Non sono tra i fan del cosiddetto determinismo tecnologico, ma (che è come dire: “Non sono razzista, ma…”) credo che la soluzione passi da una maggiore preparazione in campo digitale e dalla consapevolezza che ci troviamo su piattaforme digitali abbastanza imperscrutabili perché private. Le falle nella sicurezza e nella privacy di Facebook sono un fatto abbastanza noto, e in generale Facebook è un posto pieno di bug che tra non molto potrebbe cedere il passo a… a cosa, di preciso? Probabilmente a un sistema pulviscolare, più frammentato, meno di massa – cosa che già è, non fosse che Instagram e Whatsapp sono di proprietà di Facebook e l’ambiente Google sappiamo come funziona –, in cui ogni utente passerà il tempo su piattaforme specializzate su un tema e con meno gente dentro. In quel caso sarà la comunicazione politica a doversi riorganizzare, e il modello 5Stelle o il modello della Bestia di Morisi non avranno più molto senso. Al contrario, se il modello di piattaforma di massa dovesse restare in piedi e anzi espandersi, con un’unica grande piattaforma statale o para-statale in grado di erogare servizi ai cittadini, oltre che di farci eleggere i nostri rappresentanti in parlamento… Una prospettiva “orwelliana”, come si suol dire, cui pure Facebook tende da un po’, per non parlare di WeChat in Cina – e c’è sempre da capire il ruolo della realtà virtuale in tutto questo.
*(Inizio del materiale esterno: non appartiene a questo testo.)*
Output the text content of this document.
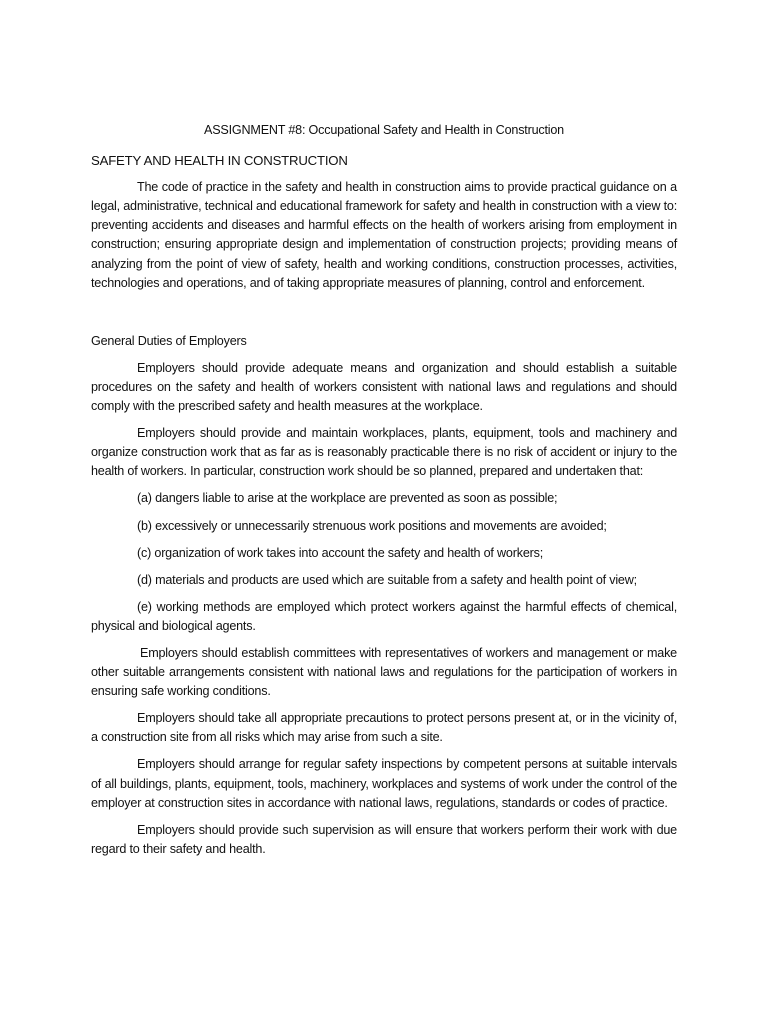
ASSIGNMENT #8: Occupational Safety and Health in Construction
SAFETY AND HEALTH IN CONSTRUCTION

The code of practice in the safety and health in construction aims to provide practical guidance on a legal, administrative, technical and educational framework for safety and health in construction with a view to: preventing accidents and diseases and harmful effects on the health of workers arising from employment in construction; ensuring appropriate design and implementation of construction projects; providing means of analyzing from the point of view of safety, health and working conditions, construction processes, activities, technologies and operations, and of taking appropriate measures of planning, control and enforcement.

General Duties of Employers

Employers should provide adequate means and organization and should establish a suitable procedures on the safety and health of workers consistent with national laws and regulations and should comply with the prescribed safety and health measures at the workplace.

Employers should provide and maintain workplaces, plants, equipment, tools and machinery and organize construction work that as far as is reasonably practicable there is no risk of accident or injury to the health of workers. In particular, construction work should be so planned, prepared and undertaken that:

(a) dangers liable to arise at the workplace are prevented as soon as possible;

(b) excessively or unnecessarily strenuous work positions and movements are avoided;

(c) organization of work takes into account the safety and health of workers;

(d) materials and products are used which are suitable from a safety and health point of view;

(e) working methods are employed which protect workers against the harmful effects of chemical, physical and biological agents.

Employers should establish committees with representatives of workers and management or make other suitable arrangements consistent with national laws and regulations for the participation of workers in ensuring safe working conditions.

Employers should take all appropriate precautions to protect persons present at, or in the vicinity of, a construction site from all risks which may arise from such a site.

Employers should arrange for regular safety inspections by competent persons at suitable intervals of all buildings, plants, equipment, tools, machinery, workplaces and systems of work under the control of the employer at construction sites in accordance with national laws, regulations, standards or codes of practice.

Employers should provide such supervision as will ensure that workers perform their work with due regard to their safety and health.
Allo stato attuale, per quel che vale ripongo un po’ più di fiducia nei luoghi in cui la dimensione ludica dell’esperienza online è esplicita (Twitch è uno di questi, ma in fondo lo è anche Instagram) oppure nelle pagine e negli account istituzionali gestiti non in malafede, per così dire, ovvero senza tentare in tutti i modi di far leva sugli istinti e soprattutto sulla poca voglia di approfondire da parte dell’utenza di riferimento. Recentemente ho collaborato con diversi enti pubblici – amministrazioni comunali, istituzioni culturali – e ho avuto conferma di quanto la comunicazione istituzionale possa fare per rendere un po’ meno squallido il discorso pubblico su Facebook: dalla progettazione di un bando fino a quella dei “paratesti” con cui promuoverlo o promuovere l’erogazione di un servizio sui social, per fare due esempi, se “sfidi” i cittadini ad andare oltre la contestazione vomitata col Caps Lock ingranato, forse col tempo ne beneficerà un intero sistema, grande o piccolo che sia. In alternativa, non resta che aspettare la morte – fisica, stavolta – del modello attuale su cui si basa Internet, oppure della generazione che per la prima volta ne sta sperimentando un uso di massa.